10/22/2010: From the Chronicle:
Faculty of Bowling Green State U. Votes in Favor of Union Representation
By Audrey Williams JuneFaculty members at Bowling Green State University have voted in favor of union representation in an election that administrators at the Ohio institution had campaigned heavily against. About 85 percent of eligible faculty members voted by mail, and the unofficial results—391 for, 293 against—were announced on Wednesday. The new collective-bargaining unit, which will be affiliated with the American Association of University Professors, will cover 800 full-time faculty members, including those who work outside the tenure track. …
I wonder if their administration also signed a double-secret $25,000 contract with a labor relations firm for help “conveying relevant and factually accurate information” about unionization to the faculty? See below for our post from June, on UO’s attempt to do this:
$25,000 to oppose union, $0 to evaluate administrators
6/9/2010: In November, UO VP for Finance Frances Dyke signed a secret contract with labor relations consultant Stan McKnight for $25,000 to develop UO’s website responding to a faculty unionization effort from the AAUP/AFT. UO kept the contract secret until May, when the GTTF union found out about it. At that point UO fessed up, posted the contract and work description here and ended the deal.The official line is that the $300 an hour consulting fee was not for advice on how to “oppose the union” – that would be illegal under Oregon law – instead it was for help “conveying relevant and factually accurate information” to the UO faculty. Which explains why the administration tried to keep the contract secret, to the point of including a nonstandard confidentiality clause preventing McKnight from even disclosing the existence of a contract:
Because you don’t want to give the faculty factually accurate information about who is giving the faculty factually accurate information. The contract was limited to $25,000 because OUS rules require a public posting on the OUS procurement website for contracts more than that. Clever. Too clever. Dumb. But it should make a good case study for Melinda Grier’s labor law class.

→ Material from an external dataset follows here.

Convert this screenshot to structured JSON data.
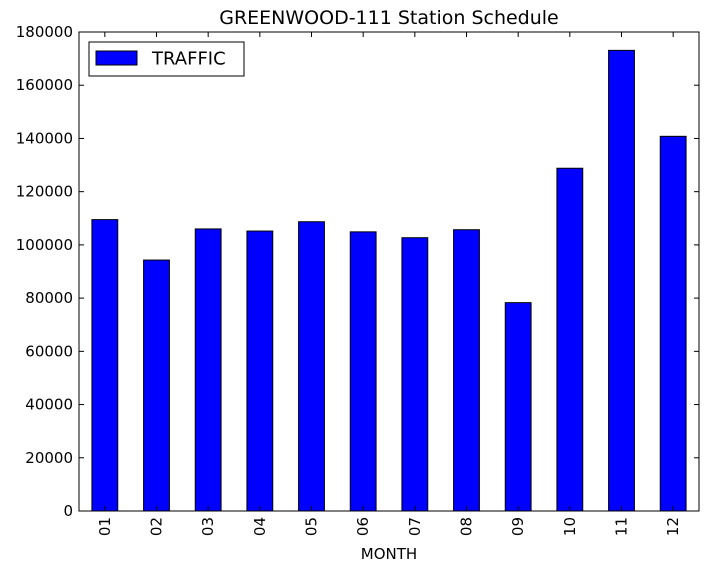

The saddest part of this is that the McKnight firm is not exactly the Pinkerton Agency. McKnight’s main business is consulting on evaluations of university administrators. Standard stuff for any well managed institution. They survey the faculty and staff, collect ratings of effectiveness, strengths and weaknesses, then write up an independent evaluation explaining what is being done well, areas for improvement, and so on. Now that’s something I’d be willing to see UO pay $25,000 for. I’ve been here a long time, and UO has never performed this basic good management practice for its top administrators. Not even once. Because they are scared of what they will hear and are afraid it would make it harder to justify giving each other raises. And they wonder why there is support for a union?